O governo federal publicou o Protocolo de Certificação para Bovinos Livres do Uso de Medicamentos Antimicrobianos, uma medida estratégica desenhada para preservar o acesso da carne bovina brasileira ao mercado da União Europeia. A iniciativa surge em um momento crítico, antecipando a exigência do bloco europeu que, a partir de 3 de setembro, demandará garantias rigorosas de que os animais destinados à exportação nunca foram submetidos a tratamentos com essas substâncias ao longo de seu ciclo de vida.

Embora o protocolo estabeleça as diretrizes necessárias para a conformidade, a adesão é voluntária e o cenário atual é de escassez de propriedades aptas. Segundo análise da Genial Investimentos, a implementação do sistema confirma as expectativas de mercado, mas não altera as projeções para as empresas do setor, uma vez que a transição operacional impõe desafios que superam a simples publicação de normas regulatórias.

O desafio da rastreabilidade

A busca pelo mercado europeu exige um nível de controle sanitário que difere das práticas convencionais de grande parte do rebanho brasileiro. Conforme apontado pela Genial Investimentos, o Brasil possuía dois caminhos técnicos para contornar os entraves: a restrição severa do uso de antimicrobianos em escala nacional ou a criação de um sistema de rastreabilidade robusto e auditável. O governo optou pela segunda via, focada na comprovação individualizada do histórico de cada animal.

Historicamente, o agronegócio brasileiro tem demonstrado capacidade de adaptação a padrões internacionais. Contudo, a complexidade logística para isolar animais e garantir a ausência total de medicamentos exige uma infraestrutura de controle que poucas propriedades possuem hoje. A transição não é apenas burocrática, mas envolve uma mudança profunda nos processos de manejo pecuário que não ocorre de forma instantânea.

Mecanismos de adaptação e impacto

O mecanismo de certificação atua como um filtro que separa a produção de exportação do mercado interno. Para os frigoríficos, o impacto imediato é a necessidade de realocação de volumes e a renegociação de contratos. A expectativa de analistas é que o mercado enfrente um hiato de aproximadamente três meses, período necessário para que o ecossistema pecuário consiga alinhar suas operações às exigências europeias.

A velocidade com que as propriedades serão certificadas determinará a extensão do prejuízo operacional. O incentivo para os produtores é claro: o acesso ao mercado europeu premia a carne com valor agregado superior, justificando o custo da certificação. Entretanto, o custo de oportunidade de perder esse mercado durante o período de transição é uma variável que pressiona as margens das empresas do setor no curto prazo.

Tensões no mercado internacional

A relação comercial entre Brasil e União Europeia em torno de produtos de origem animal tem sido marcada por uma crescente exigência regulatória.
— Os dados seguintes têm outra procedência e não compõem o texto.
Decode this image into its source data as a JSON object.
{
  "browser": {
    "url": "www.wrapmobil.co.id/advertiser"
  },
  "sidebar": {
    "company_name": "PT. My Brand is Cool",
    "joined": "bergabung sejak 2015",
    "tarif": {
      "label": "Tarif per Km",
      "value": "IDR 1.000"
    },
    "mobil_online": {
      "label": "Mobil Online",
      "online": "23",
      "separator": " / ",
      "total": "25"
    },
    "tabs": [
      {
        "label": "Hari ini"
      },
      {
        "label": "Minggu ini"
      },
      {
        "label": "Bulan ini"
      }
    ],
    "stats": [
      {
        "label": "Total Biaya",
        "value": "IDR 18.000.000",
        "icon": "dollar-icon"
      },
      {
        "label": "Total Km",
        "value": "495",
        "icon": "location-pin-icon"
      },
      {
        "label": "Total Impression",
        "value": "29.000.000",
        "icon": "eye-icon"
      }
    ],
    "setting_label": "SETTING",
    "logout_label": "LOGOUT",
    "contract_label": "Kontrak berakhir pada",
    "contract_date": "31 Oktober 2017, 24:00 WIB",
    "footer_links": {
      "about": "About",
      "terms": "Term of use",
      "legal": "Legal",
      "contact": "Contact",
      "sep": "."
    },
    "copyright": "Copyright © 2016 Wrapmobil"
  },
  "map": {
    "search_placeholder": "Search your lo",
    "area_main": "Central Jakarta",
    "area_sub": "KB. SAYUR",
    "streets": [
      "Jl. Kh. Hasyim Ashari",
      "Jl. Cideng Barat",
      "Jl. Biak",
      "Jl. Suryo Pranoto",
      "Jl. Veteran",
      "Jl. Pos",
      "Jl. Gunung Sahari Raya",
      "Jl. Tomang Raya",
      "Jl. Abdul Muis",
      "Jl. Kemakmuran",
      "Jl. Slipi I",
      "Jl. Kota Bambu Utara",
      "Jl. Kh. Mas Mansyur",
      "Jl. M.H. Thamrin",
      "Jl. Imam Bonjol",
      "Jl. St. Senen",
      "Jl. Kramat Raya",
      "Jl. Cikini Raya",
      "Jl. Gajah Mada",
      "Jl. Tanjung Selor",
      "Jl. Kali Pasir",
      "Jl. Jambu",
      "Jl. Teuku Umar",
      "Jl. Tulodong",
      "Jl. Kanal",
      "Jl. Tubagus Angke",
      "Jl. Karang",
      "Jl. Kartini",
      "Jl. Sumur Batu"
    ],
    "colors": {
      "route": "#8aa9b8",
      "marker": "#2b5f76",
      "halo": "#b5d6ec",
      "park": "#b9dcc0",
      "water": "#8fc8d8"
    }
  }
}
Para os reguladores europeus, a questão dos antimicrobianos é uma prioridade de saúde pública, enquanto para os produtores brasileiros, o desafio é equilibrar a produtividade com normas cada vez mais restritivas. A situação coloca em evidência a necessidade de maior agilidade na implementação de sistemas de rastreabilidade que sejam reconhecidos internacionalmente.

Concorrentes globais observam atentamente essa transição. Caso o Brasil demore a normalizar os embarques, outros players podem ocupar o espaço deixado pelos frigoríficos brasileiros nas prateleiras europeias. A capacidade de resposta do setor, portanto, não é apenas uma questão de conformidade, mas de manutenção de market share em um dos mercados mais exigentes do mundo.

O horizonte de incertezas

O que permanece incerto é a resiliência da cadeia produtiva diante das exigências de auditoria. A eficácia do novo protocolo dependerá da celeridade do processo de certificação e da aceitação das autoridades europeias quanto aos sistemas de controle implementados pelo Brasil. O mercado aguarda sinais de que a transição será fluida o suficiente para evitar um impacto prolongado nos resultados trimestrais das companhias.

Os próximos meses servirão como um teste de estresse para a capacidade de adaptação do agronegócio nacional. A observação constante sobre o ritmo de certificação das fazendas será o principal indicador para investidores e agentes do mercado. A transição para um modelo de produção mais rastreável é um caminho sem volta, mas o custo dessa adaptação ainda está sendo precificado.

A normalização das exportações depende agora da sincronia entre a vontade política do governo, a agilidade dos produtores e a validação técnica dos importadores europeus. O desenrolar deste processo definirá como o Brasil se posicionará em um mercado global que, cada vez mais, vincula a sanidade animal à viabilidade comercial.